İkincisi, insanoğlu Allah’ın ‘Kerim’ ismini ve ‘Kerem’ sıfatını kendi varlığında açığa çıkarabildiği oranda başkalarına vermeyi, onlarla paylaşmayı, onlar için çalışmayı ve ‘Hafız’ isminin mazharı olduğu oranda da başkalarını savunmayı, onları korumayı, onlar için özveride bulunmayı gerçekleştirebilir. İnsan, esma ve sıfat-ı ilahinin mazharı olmazsa mücrim olma yoluna gider. Mücrim, kendini başkasına değil, başkasını kendisine feda eder. Mearic suresi 11. ayette, mücrim kişinin ruz-i mahşerde, azaptan kurtulmak için oğullarını, eşini, kardeşini, aşiretini ve yeryüzündeki bütün insanları feda etmek isteyeceği haber verilir. Bu tür insanlar dünyada da ahirette de başkalarını kendilerine feda etmek isterler. Ama esma-i ilahinin tecelligâhı olan insanlar dünyada başkaları için fedakârlıkta bulunur, ahirette de Allah onlara imkân verse yine yardımcı olurlar.
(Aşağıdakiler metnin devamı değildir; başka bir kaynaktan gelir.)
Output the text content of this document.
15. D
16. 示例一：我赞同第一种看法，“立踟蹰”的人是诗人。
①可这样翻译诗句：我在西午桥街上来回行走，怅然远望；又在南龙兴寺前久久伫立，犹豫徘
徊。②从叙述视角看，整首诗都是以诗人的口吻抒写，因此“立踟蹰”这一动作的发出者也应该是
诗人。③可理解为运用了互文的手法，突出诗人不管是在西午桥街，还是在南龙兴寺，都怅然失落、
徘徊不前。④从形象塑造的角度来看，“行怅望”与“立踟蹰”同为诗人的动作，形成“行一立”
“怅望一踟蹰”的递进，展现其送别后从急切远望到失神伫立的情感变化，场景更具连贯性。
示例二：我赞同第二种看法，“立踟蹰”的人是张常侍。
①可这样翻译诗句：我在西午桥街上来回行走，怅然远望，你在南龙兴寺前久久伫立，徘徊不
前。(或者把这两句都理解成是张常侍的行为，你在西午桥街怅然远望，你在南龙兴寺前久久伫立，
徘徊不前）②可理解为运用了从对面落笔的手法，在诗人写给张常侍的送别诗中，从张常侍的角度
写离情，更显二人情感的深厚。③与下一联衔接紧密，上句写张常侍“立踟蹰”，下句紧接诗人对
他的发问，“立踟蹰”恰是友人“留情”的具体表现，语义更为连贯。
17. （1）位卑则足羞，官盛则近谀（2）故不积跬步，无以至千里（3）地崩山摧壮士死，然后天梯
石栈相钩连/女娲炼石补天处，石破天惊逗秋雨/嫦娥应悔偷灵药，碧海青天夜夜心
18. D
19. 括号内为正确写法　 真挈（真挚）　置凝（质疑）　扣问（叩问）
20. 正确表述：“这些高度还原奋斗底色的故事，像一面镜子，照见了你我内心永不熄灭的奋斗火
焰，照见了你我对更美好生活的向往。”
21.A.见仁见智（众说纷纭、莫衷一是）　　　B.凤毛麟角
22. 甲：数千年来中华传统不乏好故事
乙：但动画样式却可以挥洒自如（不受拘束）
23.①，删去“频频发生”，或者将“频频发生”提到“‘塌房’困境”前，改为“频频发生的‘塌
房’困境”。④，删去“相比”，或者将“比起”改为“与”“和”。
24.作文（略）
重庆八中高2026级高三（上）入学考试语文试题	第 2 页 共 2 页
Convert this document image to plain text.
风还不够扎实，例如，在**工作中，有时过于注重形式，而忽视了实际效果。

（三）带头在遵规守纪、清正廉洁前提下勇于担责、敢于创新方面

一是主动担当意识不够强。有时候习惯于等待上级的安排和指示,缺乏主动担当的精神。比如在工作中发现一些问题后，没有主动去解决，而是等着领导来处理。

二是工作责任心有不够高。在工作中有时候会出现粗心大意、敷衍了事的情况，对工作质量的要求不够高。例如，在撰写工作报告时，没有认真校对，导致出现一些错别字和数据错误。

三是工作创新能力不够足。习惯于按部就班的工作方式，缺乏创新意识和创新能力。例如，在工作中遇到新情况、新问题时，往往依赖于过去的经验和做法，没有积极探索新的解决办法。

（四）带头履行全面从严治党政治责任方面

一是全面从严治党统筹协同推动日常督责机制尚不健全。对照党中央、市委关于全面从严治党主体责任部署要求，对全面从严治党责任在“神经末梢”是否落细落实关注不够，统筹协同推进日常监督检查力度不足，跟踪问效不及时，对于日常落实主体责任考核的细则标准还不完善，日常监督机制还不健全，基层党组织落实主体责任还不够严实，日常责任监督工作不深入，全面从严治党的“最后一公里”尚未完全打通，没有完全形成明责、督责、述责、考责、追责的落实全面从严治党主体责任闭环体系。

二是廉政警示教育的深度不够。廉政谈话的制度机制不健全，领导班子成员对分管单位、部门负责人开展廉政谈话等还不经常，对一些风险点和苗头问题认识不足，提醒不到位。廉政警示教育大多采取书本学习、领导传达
- Andre Malraux, ‘Umut’ isimli eserinde İspanya iç savaşından bir manzara aktarır: Ölen bir Franko askerinin çukura akmış kanına parmağını batıran ve yandaki evin duvarına ‘Viva la revolte!’ (Yaşasın devrim!) yazan çocuğun manzarasıdır bu. Ve sonra der ki: “Bize bir Müslüman yufka yüreği lazım!” Malraux’un insanlık arayışındaki ufku ‘Müslüman yufka yüreği’dir. Genel olarak insanlık özelde ise Müslümanlar olarak bu ‘yufka yüreği’ neden ve nasıl kaybettik? Onu tekrar kazanmak için neler yapmalıyız?
- Yufka yürekli olmak, merhametli olmayı; merhametli olmak, müşfik olmayı; müşfik olmak, muhabbet/aşk sahibi olmayı gerektirir. Teorik irfan ilminin varlık yorumu, varlığa/evrene dair tefsiri bu konuda bize yardımcı olabilir. Teorik irfanın varlık yorumunda Halik ile mahlûk arasında bir muhabbet ilişkisi vardır. Çünkü bütün âlem, esma ve sıfat-ı ilahinin tezahürüdür ve her zerresinde fıtri olarak Yaradan’a muhabbet vardır. Hatta varlığın bu muhabbetle kendinden geçtiği, mest olduğu varsayılır, “Hıred mest u melaik mest u can mest / Heva mest u zemin mest u zeman mest.” denir. Allah’ı seven insan, O’nun yarattıklarını da sever. Sevgi de şefkat ve merhamet oluşturur insanda.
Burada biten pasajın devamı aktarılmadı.